Un monde idéal où les schtroumpfs ne plaisantent plus

 

schtroumpf volant avec schtroumpfette Les doigts de Schtroumpf s’activèrent nerveusement sur le loquet pour verrouiller la porte de la réserve. Les armées du schtroumpfissime étaient sur ses talons, et menaçaient de schtroumpfer à chaque instant. Il reprit son souffle, puis parcourut du regard l’ancien entrepôt de provisions reconverti en dépôt de munitions. Les pots de fraises des bois, de myrtilles et de cerises avaient laissé place aux fusées explosives du cosmoschtroumf, aux aéroschtroumpfs équipés d’obus de salpêtre, aux produits bactérioschtroumpfiques permettant d’engendrer de nouveaux cracoucass, et aux élevages de bzz bzz porteuses du virus schtroumpf noir. Et lui, le seul survivant des insoumis, avait pour mission de faire cesser toutes ces horreurs.
C’est pour cela que tous s’étaient sacrifiés lors de la bataille du barrage, afin de préserver le schtroumpf libre de la tyrannie.

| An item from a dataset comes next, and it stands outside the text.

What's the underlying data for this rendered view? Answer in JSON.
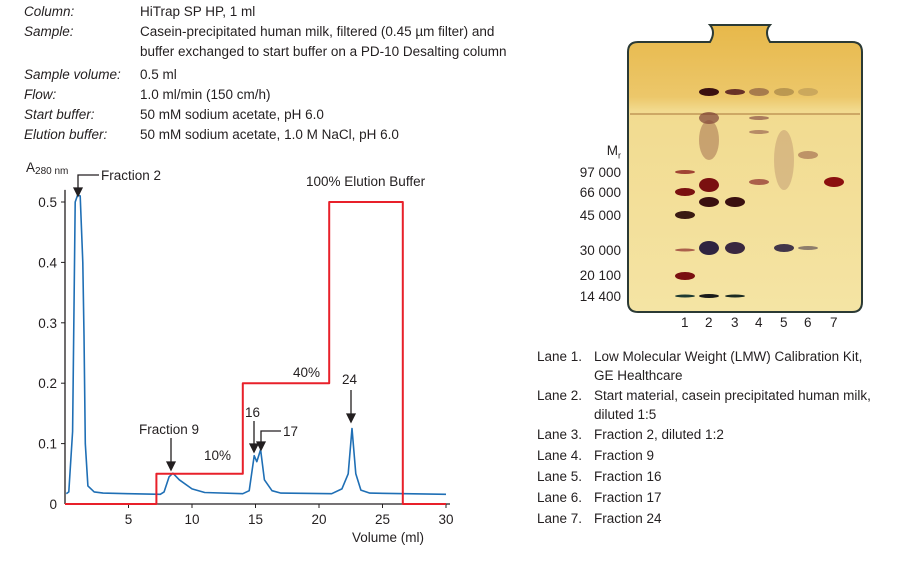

— Rends-toi Schtroumpf ! lança la voix étouffée de la Schtroumpfette derrière la porte.

— Jamais, schtroumpfasse !

Schtroumpf respirait nerveusement. Il savait depuis longtemps quelle schtroumpfe il devait prendre. Ces sales schtroumpfs avaient tué le Grand Schtroumpf, massacrés ses amis, écorchés vifs les animaux de la forêt. Même Gargamel et son chat Azraël avait subi un affreux schtroumpf, brûlés sur un bucher lors de la grande fête du printemps.

Une larme s’échappa et coula le long de sa joue. Il alluma un pétard du Schtroumpf farceur.

— À la vie à la schtroumpf ! beugla-t-il alors qu’il le lançait au milieu des caisses de poudre.